いや、見えないようにしていたのです。毒親の毒は、どこからかわいてきたものじゃなく連綿に続く呪縛だったことを。
「毒親」という言葉が覆い隠しているもの
確かにこの事実から目を背けるのは、仕方がないことだとも思います。なぜなら、まるで親も被害者だという論旨は、ますます毒親育ちの子どもの良心を追い詰め、今までの親の仕打ちを許すよう迫るような、そんな考えや空気感にもつながるから。だからその毒が《毒親自身の子ども時代から続いていること》という連続性を無視して、毒親という別の生き物が存在することにする楽さを、世間は選んでしまったのです。
もちろん子どもは、理解のできない親に寄り添う必要はないと思う。でも本来はドン引きして攻撃する必要もないのかもしれない。寄り添うのでも、ドン引きして雑なカテゴリに押し込むのでもなく、もっといい落としどころと、引くべき距離感があるのだと思う――それがこの本では提案してあると思うのです。

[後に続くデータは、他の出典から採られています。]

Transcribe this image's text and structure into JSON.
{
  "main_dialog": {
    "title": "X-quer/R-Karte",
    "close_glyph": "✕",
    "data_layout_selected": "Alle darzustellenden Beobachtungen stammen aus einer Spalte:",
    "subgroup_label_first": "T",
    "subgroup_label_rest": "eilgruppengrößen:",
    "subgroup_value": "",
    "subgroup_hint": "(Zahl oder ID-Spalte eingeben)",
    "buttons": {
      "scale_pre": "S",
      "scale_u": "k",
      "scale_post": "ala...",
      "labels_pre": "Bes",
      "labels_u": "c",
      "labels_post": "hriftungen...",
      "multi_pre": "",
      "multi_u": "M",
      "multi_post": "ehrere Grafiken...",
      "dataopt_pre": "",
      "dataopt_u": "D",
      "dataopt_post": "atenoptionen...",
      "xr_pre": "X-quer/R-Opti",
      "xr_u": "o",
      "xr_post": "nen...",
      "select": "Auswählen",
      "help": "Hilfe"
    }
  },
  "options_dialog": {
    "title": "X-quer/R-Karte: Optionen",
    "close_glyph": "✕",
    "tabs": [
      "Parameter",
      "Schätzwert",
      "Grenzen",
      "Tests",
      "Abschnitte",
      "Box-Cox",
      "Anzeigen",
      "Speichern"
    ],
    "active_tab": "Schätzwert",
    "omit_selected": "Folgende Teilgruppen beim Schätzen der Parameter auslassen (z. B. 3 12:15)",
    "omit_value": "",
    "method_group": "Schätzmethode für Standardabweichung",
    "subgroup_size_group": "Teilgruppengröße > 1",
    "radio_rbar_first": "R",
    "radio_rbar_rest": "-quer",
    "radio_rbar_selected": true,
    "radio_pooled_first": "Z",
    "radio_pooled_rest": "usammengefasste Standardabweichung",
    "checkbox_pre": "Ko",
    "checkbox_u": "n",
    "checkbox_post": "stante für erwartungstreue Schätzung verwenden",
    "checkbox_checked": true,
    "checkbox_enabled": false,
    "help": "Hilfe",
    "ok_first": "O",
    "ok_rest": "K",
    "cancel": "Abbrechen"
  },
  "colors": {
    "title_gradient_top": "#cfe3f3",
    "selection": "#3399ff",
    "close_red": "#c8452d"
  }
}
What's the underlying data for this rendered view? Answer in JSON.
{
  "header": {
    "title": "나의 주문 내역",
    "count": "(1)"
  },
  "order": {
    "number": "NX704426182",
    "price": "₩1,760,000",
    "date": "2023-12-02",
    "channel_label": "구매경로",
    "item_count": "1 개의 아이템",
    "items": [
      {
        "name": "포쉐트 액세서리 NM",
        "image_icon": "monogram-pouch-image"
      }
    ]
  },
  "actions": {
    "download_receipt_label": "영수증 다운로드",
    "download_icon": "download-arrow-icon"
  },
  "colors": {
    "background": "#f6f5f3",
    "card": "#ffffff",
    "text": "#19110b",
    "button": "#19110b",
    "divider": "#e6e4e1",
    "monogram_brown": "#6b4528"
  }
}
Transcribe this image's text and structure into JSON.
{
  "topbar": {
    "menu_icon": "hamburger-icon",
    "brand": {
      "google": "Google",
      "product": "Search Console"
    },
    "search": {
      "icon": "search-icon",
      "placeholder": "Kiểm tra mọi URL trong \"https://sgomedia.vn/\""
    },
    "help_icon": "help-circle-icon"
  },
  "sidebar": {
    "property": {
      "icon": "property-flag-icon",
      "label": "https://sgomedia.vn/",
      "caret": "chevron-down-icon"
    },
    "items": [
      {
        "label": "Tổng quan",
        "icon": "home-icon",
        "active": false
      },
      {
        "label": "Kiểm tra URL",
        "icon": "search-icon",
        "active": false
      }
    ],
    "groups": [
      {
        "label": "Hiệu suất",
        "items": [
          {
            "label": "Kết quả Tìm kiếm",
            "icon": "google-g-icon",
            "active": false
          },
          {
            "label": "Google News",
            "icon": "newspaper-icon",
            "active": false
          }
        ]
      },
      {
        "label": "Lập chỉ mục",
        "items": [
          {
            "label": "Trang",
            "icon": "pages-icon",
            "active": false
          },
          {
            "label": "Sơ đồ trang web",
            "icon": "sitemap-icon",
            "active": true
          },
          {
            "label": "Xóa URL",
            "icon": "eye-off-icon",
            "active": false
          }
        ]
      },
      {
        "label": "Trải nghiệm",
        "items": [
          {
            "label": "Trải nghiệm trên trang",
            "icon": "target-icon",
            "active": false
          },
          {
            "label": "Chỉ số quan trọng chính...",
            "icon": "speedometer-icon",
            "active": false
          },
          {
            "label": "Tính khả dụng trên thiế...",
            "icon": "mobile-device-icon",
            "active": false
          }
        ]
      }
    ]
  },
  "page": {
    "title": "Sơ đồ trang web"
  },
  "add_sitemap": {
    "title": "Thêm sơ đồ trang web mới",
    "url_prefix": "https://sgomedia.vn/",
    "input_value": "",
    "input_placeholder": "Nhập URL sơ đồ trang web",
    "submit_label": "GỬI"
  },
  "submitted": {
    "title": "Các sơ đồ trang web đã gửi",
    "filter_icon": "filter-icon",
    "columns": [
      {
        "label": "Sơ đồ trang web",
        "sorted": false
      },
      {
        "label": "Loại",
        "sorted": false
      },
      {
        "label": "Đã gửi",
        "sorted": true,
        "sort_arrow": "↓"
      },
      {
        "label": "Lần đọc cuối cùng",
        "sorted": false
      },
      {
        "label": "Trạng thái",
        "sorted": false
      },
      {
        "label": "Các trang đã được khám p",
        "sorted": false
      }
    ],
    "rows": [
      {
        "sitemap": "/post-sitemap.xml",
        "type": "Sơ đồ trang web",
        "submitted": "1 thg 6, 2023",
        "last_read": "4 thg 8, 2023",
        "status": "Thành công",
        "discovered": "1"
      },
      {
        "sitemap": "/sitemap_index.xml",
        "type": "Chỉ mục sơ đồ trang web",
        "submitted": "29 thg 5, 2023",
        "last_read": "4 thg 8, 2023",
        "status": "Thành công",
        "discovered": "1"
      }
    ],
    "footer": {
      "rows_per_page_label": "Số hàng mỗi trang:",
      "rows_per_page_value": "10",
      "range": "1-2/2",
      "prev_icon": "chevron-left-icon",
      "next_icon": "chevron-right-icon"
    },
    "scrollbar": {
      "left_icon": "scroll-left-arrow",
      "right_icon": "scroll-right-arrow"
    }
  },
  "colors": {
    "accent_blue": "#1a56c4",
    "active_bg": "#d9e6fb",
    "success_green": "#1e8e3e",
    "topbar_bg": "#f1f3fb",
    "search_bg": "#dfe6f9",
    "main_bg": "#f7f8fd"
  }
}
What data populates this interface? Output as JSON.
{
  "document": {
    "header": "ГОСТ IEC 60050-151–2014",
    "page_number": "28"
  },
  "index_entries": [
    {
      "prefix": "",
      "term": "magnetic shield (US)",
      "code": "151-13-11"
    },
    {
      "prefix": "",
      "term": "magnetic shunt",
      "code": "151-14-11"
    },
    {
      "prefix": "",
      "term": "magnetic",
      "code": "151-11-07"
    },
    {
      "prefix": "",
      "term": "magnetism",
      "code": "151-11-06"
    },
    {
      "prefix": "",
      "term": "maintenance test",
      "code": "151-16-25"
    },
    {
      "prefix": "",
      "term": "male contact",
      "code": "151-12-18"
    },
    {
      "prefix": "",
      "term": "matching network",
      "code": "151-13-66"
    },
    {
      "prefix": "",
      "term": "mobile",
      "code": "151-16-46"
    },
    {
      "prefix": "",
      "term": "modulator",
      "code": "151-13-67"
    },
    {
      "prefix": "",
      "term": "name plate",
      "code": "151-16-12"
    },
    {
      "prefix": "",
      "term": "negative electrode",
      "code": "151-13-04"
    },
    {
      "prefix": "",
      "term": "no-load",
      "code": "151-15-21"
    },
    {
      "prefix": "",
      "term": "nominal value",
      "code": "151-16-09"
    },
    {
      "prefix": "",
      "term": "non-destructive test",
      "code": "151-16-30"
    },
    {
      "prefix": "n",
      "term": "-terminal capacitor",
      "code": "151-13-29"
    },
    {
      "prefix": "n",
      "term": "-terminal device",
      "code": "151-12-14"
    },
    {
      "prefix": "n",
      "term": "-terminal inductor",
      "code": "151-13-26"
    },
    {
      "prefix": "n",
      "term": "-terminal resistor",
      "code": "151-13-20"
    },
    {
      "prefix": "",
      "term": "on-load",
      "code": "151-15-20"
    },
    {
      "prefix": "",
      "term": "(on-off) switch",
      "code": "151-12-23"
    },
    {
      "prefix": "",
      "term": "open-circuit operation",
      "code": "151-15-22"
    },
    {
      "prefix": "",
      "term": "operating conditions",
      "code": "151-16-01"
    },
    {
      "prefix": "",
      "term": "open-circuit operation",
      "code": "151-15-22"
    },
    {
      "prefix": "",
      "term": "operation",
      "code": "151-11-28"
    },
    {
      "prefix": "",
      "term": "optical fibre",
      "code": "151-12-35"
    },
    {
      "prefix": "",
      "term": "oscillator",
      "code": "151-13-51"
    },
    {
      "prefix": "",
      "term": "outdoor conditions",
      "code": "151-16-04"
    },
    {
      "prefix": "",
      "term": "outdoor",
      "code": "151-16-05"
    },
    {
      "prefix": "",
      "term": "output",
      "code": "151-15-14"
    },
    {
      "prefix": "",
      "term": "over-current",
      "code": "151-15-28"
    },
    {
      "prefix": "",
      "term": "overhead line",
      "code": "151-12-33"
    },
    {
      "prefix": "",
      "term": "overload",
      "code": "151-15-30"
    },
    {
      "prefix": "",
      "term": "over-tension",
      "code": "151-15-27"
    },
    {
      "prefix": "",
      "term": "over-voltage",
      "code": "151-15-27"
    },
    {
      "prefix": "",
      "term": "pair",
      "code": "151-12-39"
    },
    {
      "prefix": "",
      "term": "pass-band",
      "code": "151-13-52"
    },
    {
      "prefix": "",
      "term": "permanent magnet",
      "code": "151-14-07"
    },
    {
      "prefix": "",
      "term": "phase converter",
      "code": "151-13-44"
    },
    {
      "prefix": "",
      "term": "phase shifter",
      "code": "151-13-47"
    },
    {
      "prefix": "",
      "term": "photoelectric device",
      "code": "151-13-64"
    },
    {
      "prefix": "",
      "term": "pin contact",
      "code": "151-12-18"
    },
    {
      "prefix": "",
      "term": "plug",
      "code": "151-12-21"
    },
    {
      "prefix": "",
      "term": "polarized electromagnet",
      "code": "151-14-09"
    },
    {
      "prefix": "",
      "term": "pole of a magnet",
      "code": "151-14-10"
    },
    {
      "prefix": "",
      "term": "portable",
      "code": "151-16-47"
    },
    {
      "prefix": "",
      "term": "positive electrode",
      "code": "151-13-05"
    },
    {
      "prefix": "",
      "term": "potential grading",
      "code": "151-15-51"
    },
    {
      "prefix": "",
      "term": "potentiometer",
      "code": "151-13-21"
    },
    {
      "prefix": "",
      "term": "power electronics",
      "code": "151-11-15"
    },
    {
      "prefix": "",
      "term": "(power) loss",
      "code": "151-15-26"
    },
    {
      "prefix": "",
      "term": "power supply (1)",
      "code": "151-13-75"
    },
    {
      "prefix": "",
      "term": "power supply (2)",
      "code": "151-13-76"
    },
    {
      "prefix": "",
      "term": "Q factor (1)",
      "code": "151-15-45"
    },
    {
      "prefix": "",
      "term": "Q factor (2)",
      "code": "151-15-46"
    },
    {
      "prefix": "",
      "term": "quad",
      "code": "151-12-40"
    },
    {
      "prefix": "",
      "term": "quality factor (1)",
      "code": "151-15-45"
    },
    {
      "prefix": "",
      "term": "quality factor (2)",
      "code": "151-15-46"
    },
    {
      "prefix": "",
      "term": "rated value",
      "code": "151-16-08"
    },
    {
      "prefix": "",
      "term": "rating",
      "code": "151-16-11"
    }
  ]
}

毒親という言葉は、結局それは親を神格化して崇めるのと同じくらい、何も見えておらず反射的で軽率で、そして無批判で無条件な盲信に近いのです。本当は親の存在は、そこまでビビるほど大きくもなく、そしてそこまで押し込めて小さくできるものでもない。ただ1人の人間の存在。だからこそ《親としては未熟だった人間》として、そのあり方に想いを馳せることは、彼らに感じていた強烈な期待や憎しみをも等身大のサイズに戻してくれるだろうと思います。